Marcus, an appointee of former Democratic President Bill Clinton, pointed to the large number of people who lack health insurance and said their inability to pay for health care has a “profound effect” on commerce.

“There is a less of a chance that an individual will go through his entire life without ever consuming health-care services than there is that he will win the Irish Sweepstakes at the very moment he is struck by lightning,” Marcus wrote. “Nor are there more than a miniscule number of Americans who could afford to take on the financial risk of a personal medical catastrophe out of their own pockets.”

But Hull, a Clinton appointee, and Dubina, an appointee of Republican former President George H.W. Bush, said the Supreme Court has never interpreted the Commerce Clause to allow Congress to “dictate the financial decisions of Americans through an economic mandate.”

“In sum, the individual mandate is breathtaking in its expansive scope,” Hull and Dubina wrote jointly. “It regulates those who have not entered the health care market at all. It regulates those who have entered the health care market but have not entered the insurance market (and have no intention of doing so).”

It remained unclear Friday when the Supreme Court might take up the constitutionality of the health law. It also is unclear whether justices would consider the 11th Circuit decision or one of several other cases that have drawn mixed rulings from judges across the country.

But state Rep. Matt Hudson, a Naples Republican who is a critic of the federal law, said the rulings by the appeals court and Vinson are a sign that the individual mandate could be found unconstitutional.

“This is a very good indicator that what we have been saying all along is in fact correct,” said Hudson, the House’s chief health budget writer.

By Jim Saunders
The News Service of Florida

Comments

5 Responses to “Another Appeals Court Rejects Federal Health Care Law”

  1. David Huie Green on August 15th, 2011 1:53 pm

    REGARDING:
    ” “The People” no longer have control of the government!”

    The Constitution is the ultimate control of the federal government.
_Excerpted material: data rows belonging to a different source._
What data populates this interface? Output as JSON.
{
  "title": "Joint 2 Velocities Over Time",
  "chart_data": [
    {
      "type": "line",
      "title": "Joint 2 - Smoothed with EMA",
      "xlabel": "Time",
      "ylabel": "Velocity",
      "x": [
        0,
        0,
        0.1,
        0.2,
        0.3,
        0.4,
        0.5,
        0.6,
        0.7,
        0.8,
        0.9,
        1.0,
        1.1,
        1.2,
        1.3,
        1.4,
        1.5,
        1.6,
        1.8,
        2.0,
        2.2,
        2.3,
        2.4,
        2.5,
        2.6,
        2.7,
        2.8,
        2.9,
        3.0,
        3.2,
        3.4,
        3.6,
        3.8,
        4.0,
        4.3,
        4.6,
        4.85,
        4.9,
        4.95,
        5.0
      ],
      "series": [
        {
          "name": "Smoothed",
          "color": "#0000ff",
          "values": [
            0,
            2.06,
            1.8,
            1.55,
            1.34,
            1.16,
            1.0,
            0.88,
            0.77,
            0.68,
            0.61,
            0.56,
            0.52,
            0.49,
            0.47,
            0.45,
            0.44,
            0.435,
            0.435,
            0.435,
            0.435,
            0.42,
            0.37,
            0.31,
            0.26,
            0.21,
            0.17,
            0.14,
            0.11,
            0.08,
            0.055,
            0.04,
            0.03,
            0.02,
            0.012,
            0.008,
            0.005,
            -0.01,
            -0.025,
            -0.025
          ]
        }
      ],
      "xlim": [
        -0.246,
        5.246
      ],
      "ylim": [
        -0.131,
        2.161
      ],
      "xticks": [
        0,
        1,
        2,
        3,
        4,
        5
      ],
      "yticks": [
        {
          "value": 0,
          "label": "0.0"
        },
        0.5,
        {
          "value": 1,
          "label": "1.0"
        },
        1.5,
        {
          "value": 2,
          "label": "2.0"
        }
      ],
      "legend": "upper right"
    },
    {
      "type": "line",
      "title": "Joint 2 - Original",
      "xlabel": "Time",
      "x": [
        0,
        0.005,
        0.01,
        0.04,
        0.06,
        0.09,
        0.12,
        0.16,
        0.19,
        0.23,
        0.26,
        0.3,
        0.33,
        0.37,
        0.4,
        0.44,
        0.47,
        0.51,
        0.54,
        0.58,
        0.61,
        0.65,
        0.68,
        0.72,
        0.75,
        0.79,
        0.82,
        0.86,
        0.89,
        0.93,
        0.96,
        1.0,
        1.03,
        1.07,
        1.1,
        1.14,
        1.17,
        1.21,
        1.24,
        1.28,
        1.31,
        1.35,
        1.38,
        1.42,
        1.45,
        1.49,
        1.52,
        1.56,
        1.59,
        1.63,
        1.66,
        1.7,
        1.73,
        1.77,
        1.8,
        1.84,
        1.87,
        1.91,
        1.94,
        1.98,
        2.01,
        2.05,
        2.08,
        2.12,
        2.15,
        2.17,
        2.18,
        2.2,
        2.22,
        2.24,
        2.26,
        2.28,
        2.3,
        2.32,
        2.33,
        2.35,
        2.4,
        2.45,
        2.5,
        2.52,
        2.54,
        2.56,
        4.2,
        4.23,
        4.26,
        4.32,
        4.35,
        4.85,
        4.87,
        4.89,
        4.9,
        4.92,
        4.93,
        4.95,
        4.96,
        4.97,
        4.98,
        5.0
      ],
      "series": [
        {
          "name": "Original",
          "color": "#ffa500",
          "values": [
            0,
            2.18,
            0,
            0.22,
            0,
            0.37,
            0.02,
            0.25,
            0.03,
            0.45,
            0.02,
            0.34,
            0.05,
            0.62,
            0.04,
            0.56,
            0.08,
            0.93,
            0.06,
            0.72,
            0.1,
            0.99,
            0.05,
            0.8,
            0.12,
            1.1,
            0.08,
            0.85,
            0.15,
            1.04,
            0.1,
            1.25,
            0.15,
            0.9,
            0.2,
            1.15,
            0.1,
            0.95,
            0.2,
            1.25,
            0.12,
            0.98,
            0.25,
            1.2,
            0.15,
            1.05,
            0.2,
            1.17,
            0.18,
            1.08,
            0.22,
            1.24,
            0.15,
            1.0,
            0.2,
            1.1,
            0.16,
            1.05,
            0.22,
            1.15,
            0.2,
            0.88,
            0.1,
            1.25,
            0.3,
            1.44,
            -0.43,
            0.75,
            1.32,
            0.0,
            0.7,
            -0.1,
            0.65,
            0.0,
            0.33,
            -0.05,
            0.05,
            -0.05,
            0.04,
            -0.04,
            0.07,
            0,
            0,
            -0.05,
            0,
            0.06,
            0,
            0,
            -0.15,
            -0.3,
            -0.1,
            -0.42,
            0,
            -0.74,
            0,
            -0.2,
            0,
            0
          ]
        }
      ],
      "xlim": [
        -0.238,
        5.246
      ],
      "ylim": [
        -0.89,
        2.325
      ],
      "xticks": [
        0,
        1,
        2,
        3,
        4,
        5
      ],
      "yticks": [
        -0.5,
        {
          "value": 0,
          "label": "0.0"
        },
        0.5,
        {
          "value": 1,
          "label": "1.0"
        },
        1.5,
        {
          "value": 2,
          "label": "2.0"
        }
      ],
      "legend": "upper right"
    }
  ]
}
It spells out what they are empowered to do and what they are forbidden to do. If they overstep their authority under the Constitution, the Constitutionally established branch of the federal government, the judiciary, is to let them know. If they fail to do so or do so improperly or ignore the judiciary, the Constitution allows for amendment to force the question or change the ground rules.

    The government does several things I believe violate its limited enumerated powers, but most people either disagree or don’t care, so the people are still in control.

    David thinking The People have
    all the control we wish to exert

  2. 429SCJ on August 13th, 2011 7:38 pm

    When The Chairman and Joint Chiefs take command, they will do a much better job than the despot clowns we elected.

  3. huh on August 13th, 2011 5:46 pm

    Its very sad that the USA doesn’t have full universal healthcare for all. Other countries can do it, not sure why the usa falls behind

  4. INSURED on August 13th, 2011 9:25 am

    An Alabama employer has presented it’s employees a health insurance package. The employer is saying they are trying to get their own system into place before this law goes into effect, if they don’t they will be forced to pay for gov’t insurance. So far so good, but here is where it gets fuzzy, they are saying if the employee is not on a health insurance plan already they must get on one or accept the one that has been presented or face TERMINATION. Just wondering if this is even legal. I’m sure it is, i would think they(the employer) would have their bases covered before putting a plan like this into action.

  5. joe on August 13th, 2011 2:39 am

    this is an example of what happens when “The People” no longer have control of the government!